Они спросили: — Кого это вы привезли?
— Фаддея вашего привезли! — ответил один из них.
Тело владыки было завернуто в брезент, но в выкопанную неглубокую яму его опустили в нижней одежде.
Весной после Пасхи 1938 года женщины вскрыли могилу и переложили тело Архиепископа в простой гроб. Одна из женщин вложила в руку владыке пасхальное яйцо. На месте могилы был поставлен крест и на нем сделана надпись, но вскоре он был уничтожен властями (6, с. 202). Прошло много лет.
Храм, стоящий на кладбище, был разрушен, снесена и уничтожена большая часть памятников и крестов, и точное место могилы Архиепископа Фаддея было забыто. Все эти годы верующие Твери хранили память о владыке Фаддее и о его могиле.
По благословению архиепископа Тверского и Кашинского Виктора иеромонах Дамаскин предпринял попытку обнаружить останки владыки Фаддея. Одна из верующих, долгое время занимавшаяся этими поисками, Ю. Е. Топоркова, осенью 1990 года нашла точное место захоронения владыки. Экспертиза, проведенная в Москве, подтвердила, что найденные останки принадлежат владыке Фаддею (16).
В 1991 году Синодальная Комиссия по изучению материалов, относящихся к реабилитации духовенства и мирян Русской Православной Церкви, получила сведения из Тверской прокуратуры о реабилитации Архиепископа Фаддея (Успенского) (2, с. II).
26 октября 1993 года, в праздник Иверской иконы Божией Матери были обретены честные останки архипастыря-мученика, которые находятся ныне в Вознесенском соборе города Твери. В Твери есть люди, которые помнят святителя Фаддея по Твери, Астрахани и другим местам его службы.

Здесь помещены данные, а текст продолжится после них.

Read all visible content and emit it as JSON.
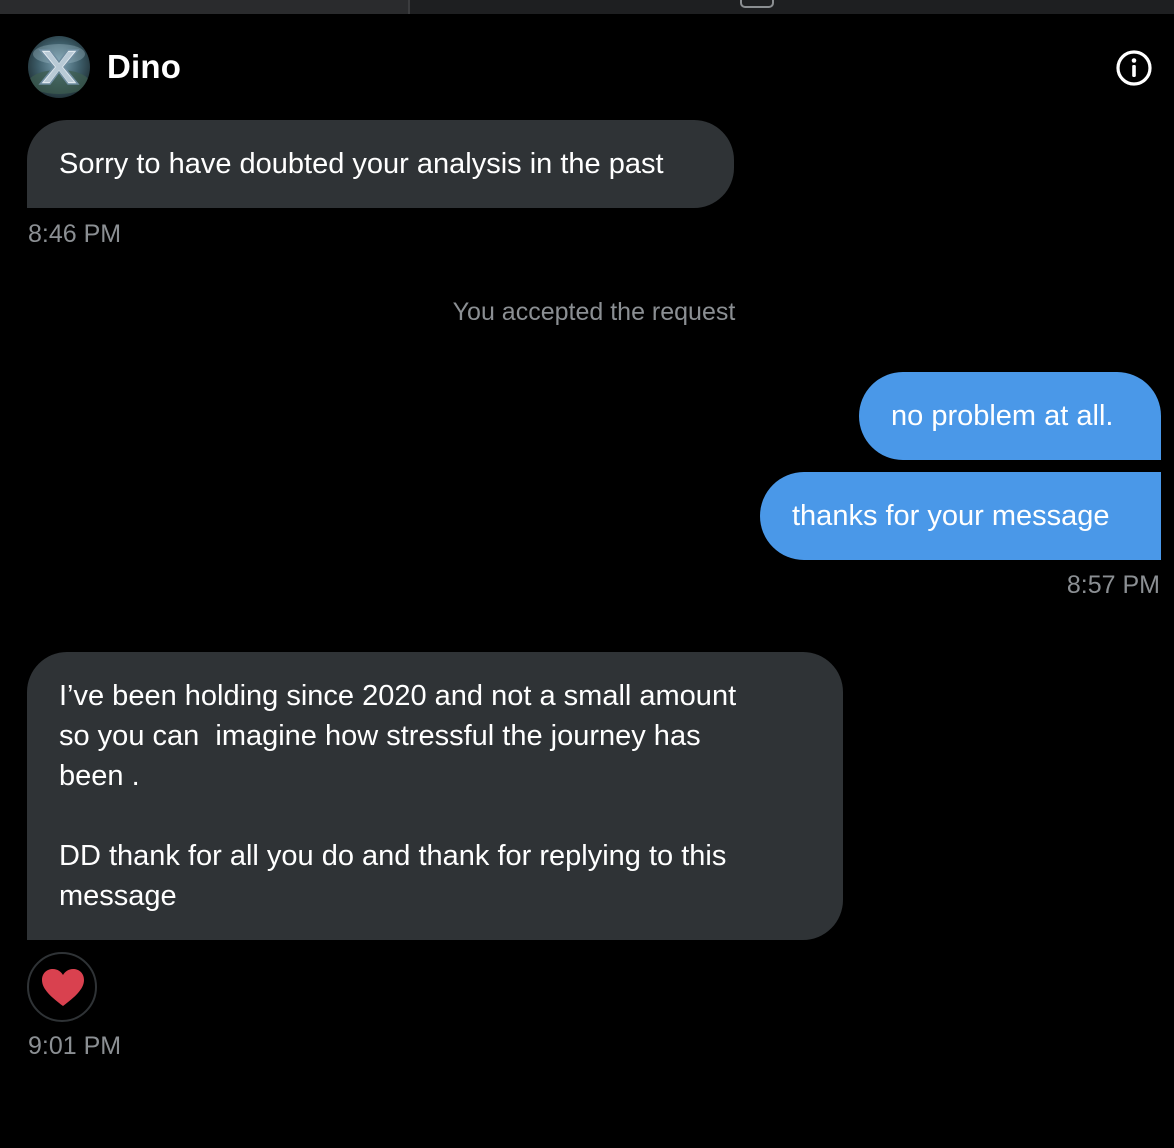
{
  "header": {
    "contact_name": "Dino",
    "avatar_icon": "avatar-x-logo-icon",
    "info_icon": "info-icon"
  },
  "colors": {
    "background": "#000000",
    "incoming_bubble": "#2f3336",
    "outgoing_bubble": "#4a98e8",
    "muted_text": "#8b8f93",
    "reaction_heart": "#d9414f"
  },
  "messages": [
    {
      "direction": "incoming",
      "text": "Sorry to have doubted your analysis in the past",
      "time": "8:46 PM"
    },
    {
      "direction": "system",
      "text": "You accepted the request"
    },
    {
      "direction": "outgoing",
      "text": "no problem at all."
    },
    {
      "direction": "outgoing",
      "text": "thanks for your message",
      "time": "8:57 PM"
    },
    {
      "direction": "incoming",
      "paragraphs": [
        "I’ve been holding since 2020 and not a small amount\nso you can  imagine how stressful the journey has\nbeen .",
        "DD thank for all you do and thank for replying to this\nmessage"
      ],
      "reaction": "heart-icon",
      "time": "9:01 PM"
    }
  ]
}
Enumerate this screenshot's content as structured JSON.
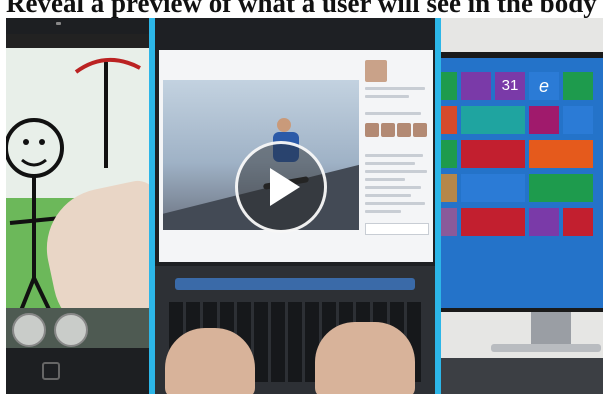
{
  "caption": "Reveal a preview of what a user will see in the body",
  "video": {
    "play_label": "Play video",
    "play_icon": "play-triangle-icon",
    "accent_color": "#2cb6e8"
  },
  "screens": {
    "tablet": {
      "content": "stick-figure-drawing"
    },
    "laptop": {
      "content": "skateboarder-video"
    },
    "desktop": {
      "content": "start-screen-tiles",
      "tile_number": "31"
    }
  }
}
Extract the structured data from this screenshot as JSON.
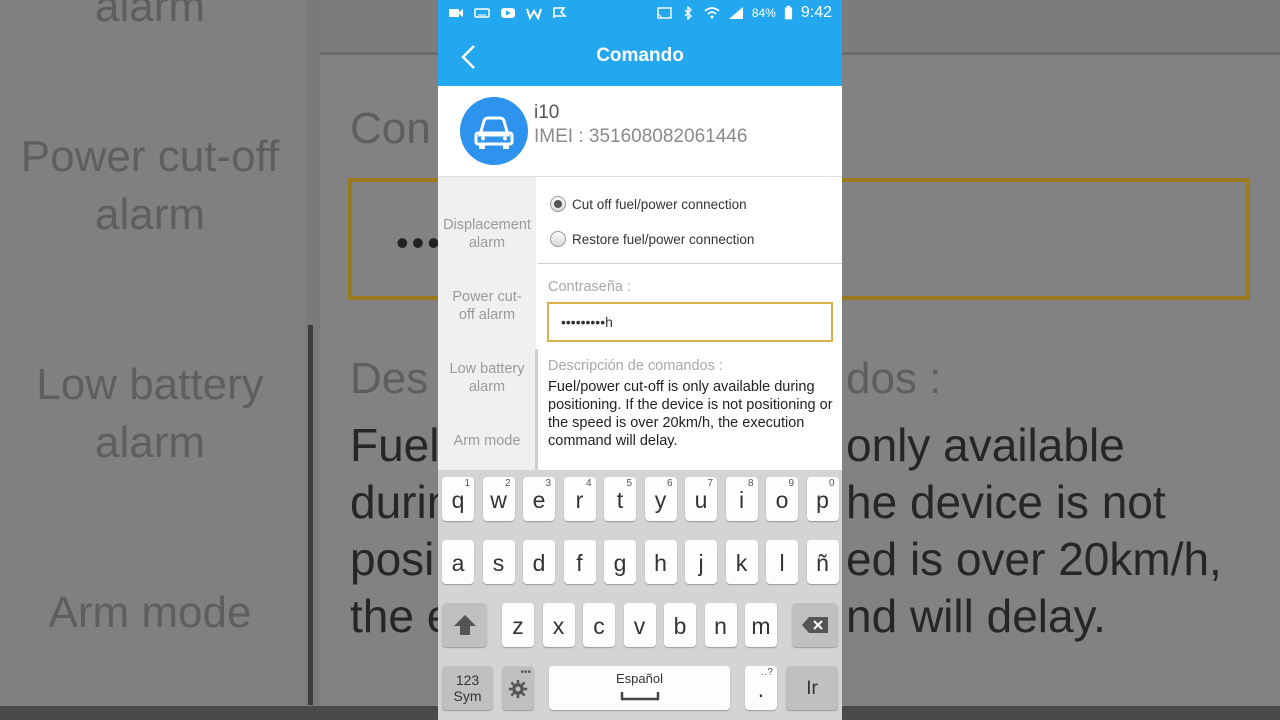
{
  "background": {
    "left_labels": [
      "Power cut-off alarm",
      "Low battery alarm",
      "Arm mode"
    ],
    "top_left_fragment": "alarm",
    "field_fragment": "Con",
    "desc_fragment_left": "Des",
    "desc_fragment_right": "dos :",
    "dots": "•••",
    "lines": [
      "Fuel",
      "durin",
      "posi",
      "the e"
    ],
    "lines_right": [
      "only available",
      "he device is not",
      "ed is over 20km/h,",
      "nd will delay."
    ]
  },
  "status_bar": {
    "battery": "84%",
    "time": "9:42"
  },
  "app_bar": {
    "title": "Comando"
  },
  "device": {
    "name": "i10",
    "imei": "IMEI : 351608082061446"
  },
  "sidebar": {
    "items": [
      {
        "label": "Displacement alarm"
      },
      {
        "label": "Power cut-off alarm"
      },
      {
        "label": "Low battery alarm"
      },
      {
        "label": "Arm mode"
      }
    ]
  },
  "options": [
    {
      "label": "Cut off fuel/power connection",
      "selected": true
    },
    {
      "label": "Restore fuel/power connection",
      "selected": false
    }
  ],
  "password": {
    "label": "Contraseña :",
    "value": "•••••••••h"
  },
  "description": {
    "label": "Descripción de comandos :",
    "text": "Fuel/power cut-off is only available during positioning. If the device is not positioning or the speed is over 20km/h, the execution command will delay."
  },
  "keyboard": {
    "row1": [
      {
        "k": "q",
        "h": "1"
      },
      {
        "k": "w",
        "h": "2"
      },
      {
        "k": "e",
        "h": "3"
      },
      {
        "k": "r",
        "h": "4"
      },
      {
        "k": "t",
        "h": "5"
      },
      {
        "k": "y",
        "h": "6"
      },
      {
        "k": "u",
        "h": "7"
      },
      {
        "k": "i",
        "h": "8"
      },
      {
        "k": "o",
        "h": "9"
      },
      {
        "k": "p",
        "h": "0"
      }
    ],
    "row2": [
      "a",
      "s",
      "d",
      "f",
      "g",
      "h",
      "j",
      "k",
      "l",
      "ñ"
    ],
    "row3": [
      "z",
      "x",
      "c",
      "v",
      "b",
      "n",
      "m"
    ],
    "sym_line1": "123",
    "sym_line2": "Sym",
    "space_label": "Español",
    "period": ".",
    "period_hint": "‥?",
    "go_label": "Ir"
  }
}
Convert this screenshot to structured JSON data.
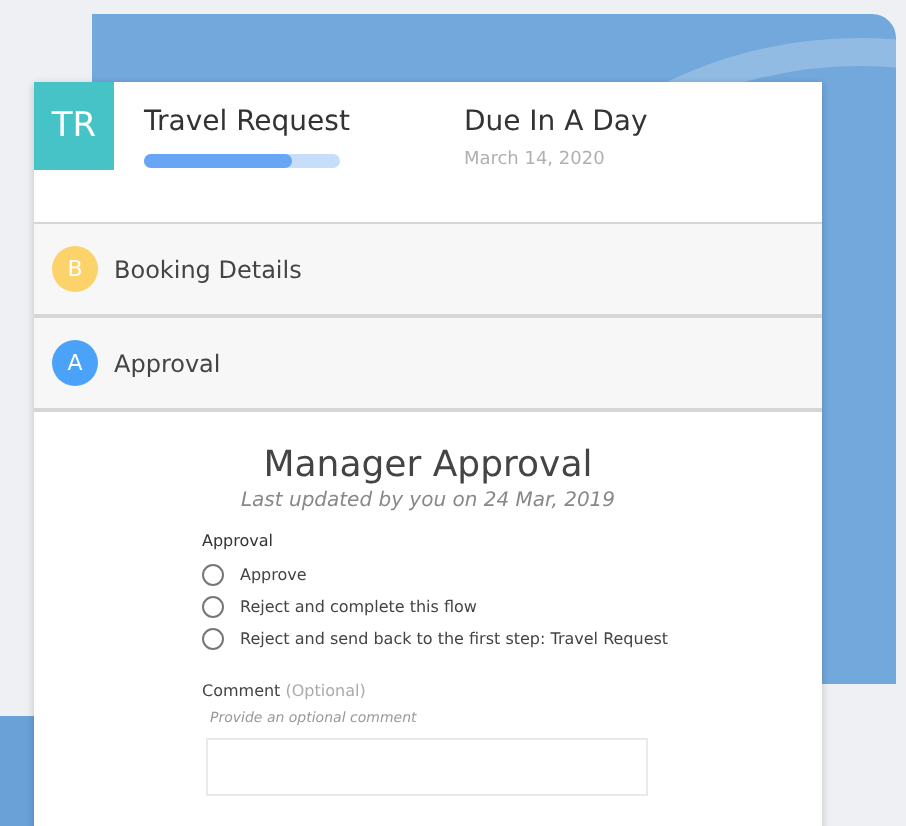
{
  "header": {
    "badge": "TR",
    "title": "Travel Request",
    "progress": {
      "level": 0.75
    },
    "due_title": "Due In A Day",
    "due_date": "March 14, 2020"
  },
  "sections": [
    {
      "letter": "B",
      "label": "Booking Details",
      "color": "#fcd36a"
    },
    {
      "letter": "A",
      "label": "Approval",
      "color": "#4aa3f8"
    }
  ],
  "form": {
    "title": "Manager Approval",
    "subtitle": "Last updated by you on 24 Mar, 2019",
    "question": "Approval",
    "options": [
      {
        "label": "Approve",
        "selected": false
      },
      {
        "label": "Reject and complete this flow",
        "selected": false
      },
      {
        "label": "Reject and send back to the first step: Travel Request",
        "selected": false
      }
    ],
    "comment": {
      "label": "Comment",
      "optional": "(Optional)",
      "hint": "Provide an optional comment"
    }
  }
}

Прославление архиепископа Фаддея (Успенского) состоялось на Архиерейском Соборе Русской Православной Церкви 1997 года.
СЩМЧ. ФАДДЕЮ,
АРХЕПИСКОПУ ТВЕРСКОМУ И KAШИНCКOМУ
Tpoпapь, глас 1
Хвала Богу и жертва живая / житие твое, cвящeннoмyчeничe Фaддee, явиcя. / Постом, бдением и молитвою Heбecнaя дарования пpиим, / многим добрый помощник и yтeшитeль быcть. / Пacтыpcкoю мyдpocтию и тиxocтию нрава украшен, / лукавства врагов Христовых пpeпoбeдил ecи. / Слава Давшему тебе во cтpaдaнииx крепость, / слава якo мученика Beнчaвшeмy тя, / слава Дeйcтвyющeмy тoбoю вceм иcцeлeния.
Кондак, глас 4
Духа нeбoязни, силы, любвe и упования / дaдe Пacтырeнaчaльник ти, cвятитeлю Фаддee, / во страдании бo твоем благодарение Богу воздавал ecи / и в гoнeнииx cтpaждущих утешал ecи, глаголя: / нe унывайте, Христос бo с нами есть.
Из службы священномученику Фаддею, архиепископу Тверскому:
Сосуде священнейший Духа Божественнаго был еси, иерарше достославне, душу очистив от страстей, в путех гоним, в темницех заключаем, принеслся еси яко жертва чиста Христу.
Твердый служителю Церкве Христовы, любителю монашескаго жития, образе кротости и незлобия, священномучениче Фаддее, предстоя днесь Престолу Вседержителя, поминай паству твою, да вси ходатайством твоим получим велию милость.
Священномучениче отче наш Фаддее, украсил еси Церковь Христову страдании твоими, яко добр воин Иисус Христов, сего ради молим тя: молитвами твоими не остави ны.